Leitartikel

Schäubles Leute 2.0

Sehr geehrte Kolleginnen und Kollegen, es ist nicht dem alljährlichen politischen Sommerloch geschuldet, dass mein jetziges Leitartikelthema nahtlos an mein vorhergehendes anschließt. Ganz im Gegenteil! Schäubles Leute mischen weiter mit. Und immer dann, wenn Experten aus dem Tal der Ahnungslosen meinen mitmischen zu müssen, kommt selten Gutes dabei heraus. Erinnern wir uns: Der Gesetzgeber hatte beschlossen, einen Teil der GKV-Ausgaben mit Steuergeldern zu alimentieren. Das war schon eine bemerkenswerte politische Richtungsänderung – und eine ebenso bemerkenswerte Kehrtwende. Bis dato wurden der GKV eher versicherungsfremde „Sozialleistungen“ verpflichtend aufgedrückt – nun erfolgte das Herauslösen der GKV aus der reinen Lohn- und Gehaltsfinanzierung. Für viele Politiker war das ein konsequenter und zukunftsorientierter Schritt, verbunden mit mehr Gerechtigkeit, mit einer breiteren und nachhaltigeren Finanzierung. Dazu gab es auch einen überparteilichen Konsens, allerdings immer mit dem jeweiligen politischen Blick auf die eigenen politischen Ziele: Nicht nur die Apologeten der Bürgerversicherung sehen in ihren Konzepten Zuschüsse des Steuerzahlers – und damit des Finanzministers – vor, auch die mittlerweile auf diesem Sektor fast schon taubstummen Anhänger einer Gesundheitsprämie schielten auf diese Mitfinanzierung.

Es ist völlig verständlich, dass der – eher unfreiwillig – Betroffene in einer solchen Konstellation nicht zum einflusslosen Payer degradiert werden will. Und so ist es auch nachvollziehbar, dass dieser Payer sich zum Player mausern möchte.

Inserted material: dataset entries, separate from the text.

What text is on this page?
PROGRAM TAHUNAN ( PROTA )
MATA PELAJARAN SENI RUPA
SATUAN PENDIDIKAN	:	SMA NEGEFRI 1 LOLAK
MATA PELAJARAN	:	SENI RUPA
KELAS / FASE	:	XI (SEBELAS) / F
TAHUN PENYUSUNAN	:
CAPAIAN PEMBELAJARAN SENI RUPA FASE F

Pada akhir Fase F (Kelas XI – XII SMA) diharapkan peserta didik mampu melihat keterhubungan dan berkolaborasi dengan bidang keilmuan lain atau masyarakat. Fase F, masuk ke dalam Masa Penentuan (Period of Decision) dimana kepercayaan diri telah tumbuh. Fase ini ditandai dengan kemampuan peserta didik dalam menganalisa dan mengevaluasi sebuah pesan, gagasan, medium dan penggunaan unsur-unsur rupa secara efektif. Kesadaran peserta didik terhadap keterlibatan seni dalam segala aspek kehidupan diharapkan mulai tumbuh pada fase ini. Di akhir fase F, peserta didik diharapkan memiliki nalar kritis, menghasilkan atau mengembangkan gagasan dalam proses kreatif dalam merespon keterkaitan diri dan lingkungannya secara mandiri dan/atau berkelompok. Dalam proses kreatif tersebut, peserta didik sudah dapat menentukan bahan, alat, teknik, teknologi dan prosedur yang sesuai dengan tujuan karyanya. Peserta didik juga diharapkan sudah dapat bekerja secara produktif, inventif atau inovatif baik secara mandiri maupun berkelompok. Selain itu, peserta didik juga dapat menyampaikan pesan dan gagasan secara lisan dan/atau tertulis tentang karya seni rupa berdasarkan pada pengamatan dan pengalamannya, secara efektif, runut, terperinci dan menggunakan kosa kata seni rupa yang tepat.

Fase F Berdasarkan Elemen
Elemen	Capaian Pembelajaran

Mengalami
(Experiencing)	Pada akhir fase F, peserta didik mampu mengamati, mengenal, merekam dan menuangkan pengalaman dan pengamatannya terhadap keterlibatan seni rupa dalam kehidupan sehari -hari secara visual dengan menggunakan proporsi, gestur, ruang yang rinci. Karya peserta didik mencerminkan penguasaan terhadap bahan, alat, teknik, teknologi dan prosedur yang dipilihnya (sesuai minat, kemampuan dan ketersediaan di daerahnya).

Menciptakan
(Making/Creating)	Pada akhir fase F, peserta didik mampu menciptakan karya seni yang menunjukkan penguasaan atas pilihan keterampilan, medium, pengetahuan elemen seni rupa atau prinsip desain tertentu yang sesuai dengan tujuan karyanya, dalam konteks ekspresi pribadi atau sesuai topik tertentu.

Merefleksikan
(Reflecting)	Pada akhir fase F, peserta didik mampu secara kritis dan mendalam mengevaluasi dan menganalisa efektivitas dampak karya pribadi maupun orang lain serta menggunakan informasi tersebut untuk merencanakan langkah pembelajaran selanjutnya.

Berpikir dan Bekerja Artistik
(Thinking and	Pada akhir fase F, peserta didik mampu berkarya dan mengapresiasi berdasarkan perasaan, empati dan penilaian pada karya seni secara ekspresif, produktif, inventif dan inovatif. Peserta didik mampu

Das ist politischer Alltag in Berlin – seien es Subventionen für die Landwirtschaft, Investitionszulagen für die Industrie oder Fördermittel für Häuslebauer. Allen ist gemein, dass es aus den unterschiedlichsten Gründen Spezialprogramme (für einige) sind, die die Lebensqualität der großen Mehrheit zumindest nicht negativ tangieren. In der Gesundheitspolitik, hier der GKV- (Teil-)Finanzierung ist das aber grundlegend anders: Dieses überparteiliche gesellschaftspolitische Konsens-Modell GKV versammelt 90 Prozent der Bevölkerung unter seinem Versorgungsschirm. Und somit rührt das BMF schnell an den Grundfesten unseres Sozialstaats. Das ist den Strategen aus dem Bundesfinanzministerium womöglich gar nicht bewusst. Sie agieren nach Schema F und folglich im Gesundheitssektor ziemlich unsubstantiiert – so die Umschreibung unter Juristen für „ohne Hand und Fuß“.

Bekanntlich hatten Schäubles Leute dem Bundesgesundheitsminister Bahr bei seinem Versorgungsstrukturgesetz die Krallen gezeigt. Noch normal. Aber das machten sie auch noch öffentlich und brachten damit Daniel Bahr in Zugzwang. Nicht mehr normal. Neue Methodik?

Bahr brachte seinen Gesetzentwurf jetzt textlich unbeschädigt durchs Kabinett, aber eine Duftmarke konnten Schäubles Leute denn doch setzen: 2014 werden die Ausgabenkonsequenzen aus der ambulanten vertragsärztlichen und der vertragszahnärztlichen Versorgung evaluiert. Bei Mehrausgaben annonciert schon jetzt das BMF, seinen Verpflichtungen nicht nachzukommen.

Das könnte gerade uns Zahnärzte nicht aus der Ruhe bringen, weil außer den zugestandenen, überfälligen und für die Patientenversorgung notwendigen zu erwartenden Mehrausgaben keine weitere Mengenentwicklung erwartet wird.

Aber wehret den Anfängen: Wenn erst einmal Schäubles Leute ihre Rolle als Player ausleben, wenn sie meinen, mit Ausgabensteuerung Gesundheitspolitik machen zu sollen, dann erhalten wir den Staatlichen Gesundheitsdienst durch die Hintertür.

In England wird es gerade augenfällig demonstriert: Dort sollen (siehe auch Seite 11 dieser zm) in den nächsten Jahren über 22 Milliarden Euro eingespart werden. Der dortige nationale Gesundheitsdienst wird es spüren, die Patienten werden leiden. Das Bundesfinanzministerium als Player im Gesundheitssystem – hoffentlich wissen sie, was sie dort tun.